On Tue, 30 Apr 2013, Allin Cottrell wrote:
> On Mon, 29 Apr 2013, Sven Schreiber wrote:
>
>> Ok, so I remembered some things correctly (see below), but indeed had
>> forgotten the most important part: It's already there! Just push the
>> "lags" button in the VAR specification dialog and enter your individual
>> lag structure (comma-separated I think).
>>
>> See http://lists.wfu.edu/pipermail/gretl-devel/2009-February/001682.html
>> for the original discussion, already four years ago... time passes
>> quickly...
>>
>> It remains to be said that the CLI version is still undocumented at
>> least in the online help.
>
> Thanks for chasing this down, Sven.
>
> The CLI counterpart to the special use of the "Lags" button in the GUI is
> appending an option string of the form
>
> --lags=<lags>
>
> e.g.
>
> --lags=1,2,4 # or --lags="1,2,4"
>
> The reason this has never been documented is that it was a quick-and-dirty
> hack. It's not nice to have a lag order as the first argument to the "var"

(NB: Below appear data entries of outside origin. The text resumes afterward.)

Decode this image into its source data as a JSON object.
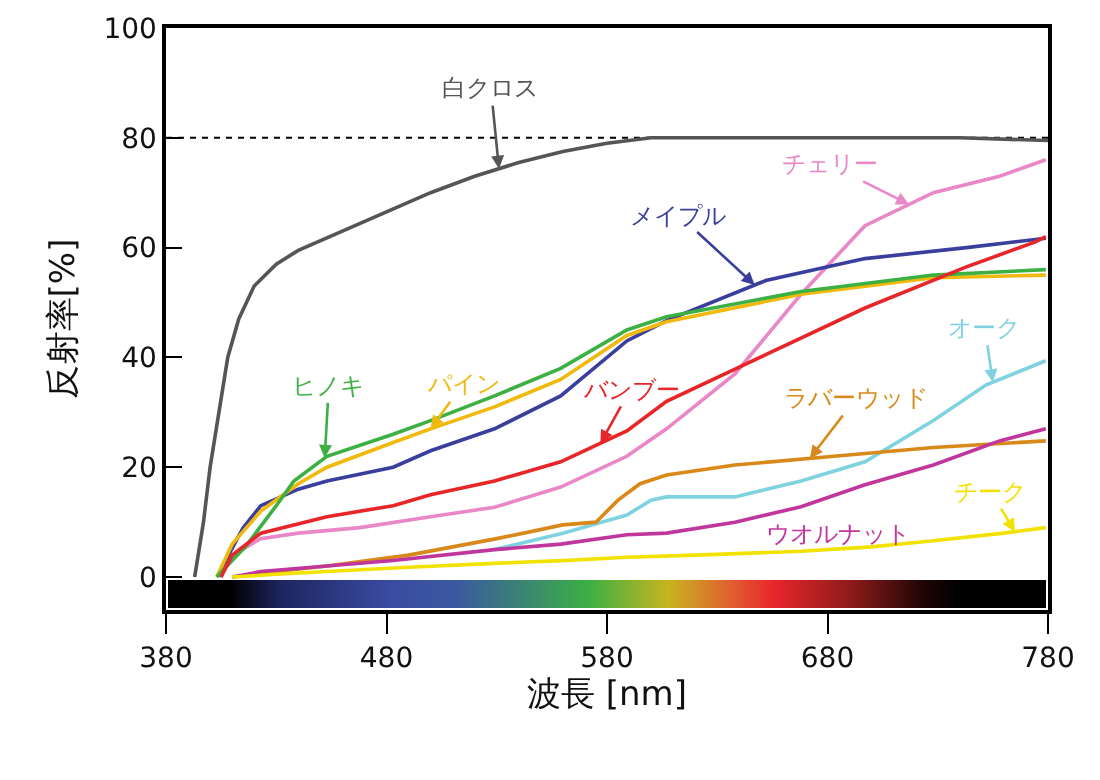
{
  "chart_data": {
    "type": "line",
    "xlabel": "波長 [nm]",
    "ylabel": "反射率[%]",
    "xlim": [
      380,
      780
    ],
    "ylim": [
      -6,
      100
    ],
    "xticks": [
      380,
      480,
      580,
      680,
      780
    ],
    "yticks": [
      0,
      20,
      40,
      60,
      80,
      100
    ],
    "grid": false,
    "legend": false,
    "marker": "none",
    "line_style": "solid",
    "ref_lines": [
      {
        "axis": "y",
        "value": 80,
        "color": "#000000",
        "line_style": "dotted"
      }
    ],
    "series": [
      {
        "name": "白クロス",
        "color": "#555555",
        "x": [
          393,
          397,
          400,
          404,
          408,
          413,
          420,
          430,
          440,
          460,
          480,
          500,
          520,
          540,
          560,
          580,
          600,
          640,
          700,
          740,
          780
        ],
        "values": [
          0,
          10,
          20,
          30,
          40,
          47,
          53,
          57,
          59.5,
          63,
          66.5,
          70,
          73,
          75.5,
          77.5,
          79,
          80,
          80,
          80,
          80,
          79.5
        ]
      },
      {
        "name": "チェリー",
        "color": "#e987c7",
        "x": [
          404,
          410,
          423,
          440,
          468,
          500,
          529,
          559,
          589,
          607,
          638,
          668,
          697,
          728,
          758,
          779
        ],
        "values": [
          0,
          4,
          7,
          8,
          9,
          11,
          12.7,
          16.4,
          22,
          27,
          37,
          51.5,
          64,
          70,
          73,
          76
        ]
      },
      {
        "name": "メイプル",
        "color": "#3a3f9e",
        "x": [
          405,
          407,
          415,
          423,
          440,
          453,
          483,
          500,
          529,
          559,
          589,
          607,
          652,
          697,
          743,
          779
        ],
        "values": [
          0,
          3,
          9,
          13,
          16,
          17.5,
          20,
          23,
          27,
          33,
          43,
          46.7,
          54,
          58,
          60,
          61.7
        ]
      },
      {
        "name": "パイン",
        "color": "#f0b90b",
        "x": [
          403,
          410,
          423,
          440,
          453,
          483,
          500,
          529,
          559,
          589,
          607,
          668,
          728,
          779
        ],
        "values": [
          0,
          6,
          12,
          17,
          20,
          24.5,
          27,
          31,
          36,
          44,
          46.5,
          51.5,
          54.5,
          55
        ]
      },
      {
        "name": "ヒノキ",
        "color": "#3cb043",
        "x": [
          403,
          410,
          416,
          430,
          438,
          453,
          483,
          500,
          529,
          559,
          589,
          607,
          668,
          728,
          779
        ],
        "values": [
          0,
          3,
          5.5,
          13,
          17.5,
          22,
          26,
          28.5,
          33,
          38,
          45,
          47.4,
          52,
          55,
          56
        ]
      },
      {
        "name": "バンブー",
        "color": "#e8262a",
        "x": [
          405,
          410,
          423,
          453,
          483,
          500,
          529,
          559,
          589,
          607,
          652,
          697,
          743,
          774,
          779
        ],
        "values": [
          0,
          4,
          8,
          11,
          13,
          15,
          17.5,
          21,
          26.6,
          32,
          40.5,
          49,
          56.5,
          61,
          62
        ]
      },
      {
        "name": "オーク",
        "color": "#7fd3e0",
        "x": [
          529,
          560,
          589,
          600,
          607,
          638,
          668,
          697,
          728,
          752,
          779
        ],
        "values": [
          5,
          8,
          11.3,
          14,
          14.6,
          14.6,
          17.5,
          21,
          28.5,
          35,
          39.4
        ]
      },
      {
        "name": "ラバーウッド",
        "color": "#d9891a",
        "x": [
          410,
          430,
          453,
          490,
          530,
          560,
          575,
          585,
          595,
          607,
          638,
          683,
          728,
          779
        ],
        "values": [
          0,
          1,
          2,
          4,
          7,
          9.5,
          10,
          14,
          17,
          18.6,
          20.4,
          22,
          23.6,
          24.8
        ]
      },
      {
        "name": "ウオルナット",
        "color": "#c0369c",
        "x": [
          410,
          423,
          453,
          483,
          529,
          559,
          589,
          607,
          638,
          668,
          697,
          728,
          758,
          779
        ],
        "values": [
          0,
          1,
          2,
          3,
          5,
          6,
          7.7,
          8,
          10,
          12.8,
          16.8,
          20.4,
          24.8,
          27
        ]
      },
      {
        "name": "チーク",
        "color": "#f2e200",
        "x": [
          410,
          430,
          453,
          490,
          529,
          560,
          589,
          620,
          668,
          700,
          728,
          760,
          779
        ],
        "values": [
          0,
          0.5,
          1,
          1.8,
          2.5,
          3,
          3.6,
          4,
          4.7,
          5.5,
          6.6,
          8,
          9
        ]
      }
    ]
  }
}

> command plus an option to specify lags at the end. The right way to do this
> would be to allow use of the name of a matrix in place of the scalar "order"
> argument, as in
>
> matrix p = {1,2,4}
> var p Ylist
>
> I guess, though, that implementing that functionality has not seemed like a
> high priority to date.
OK, it's now implemented in CVS, and the undocumented
"--lags=" option has been removed. Formulations of the
following sort will now work:
var 4 Ylist # still OK, of course
matrix p = {1,2,4}
var p Ylist # give a named vector
var {1,2,4} Ylist # give an inline vector
I'll document this shortly.
In regard to the libgretl API, a second parameter to gretl_VAR
has been inserted, namely a list of lags. The argument can be
given as NULL for regular VAR behavior. Examples of use:
<C>
/* regular VAR specification */
v = gretl_VAR(4, NULL, dataset, OPT_NONE, prn, &err);
/* gappy specification */
int laglist[4] = {3, 1, 2, 4};
v = gretl_VAR(4, laglist, dataset, OPT_NONE, prn, &err);
</C>
"laglist" is in standard gretl list form, with the first
element indicating the number of elements that follow. So the
second VAR will include the three lags 1, 2 and 4.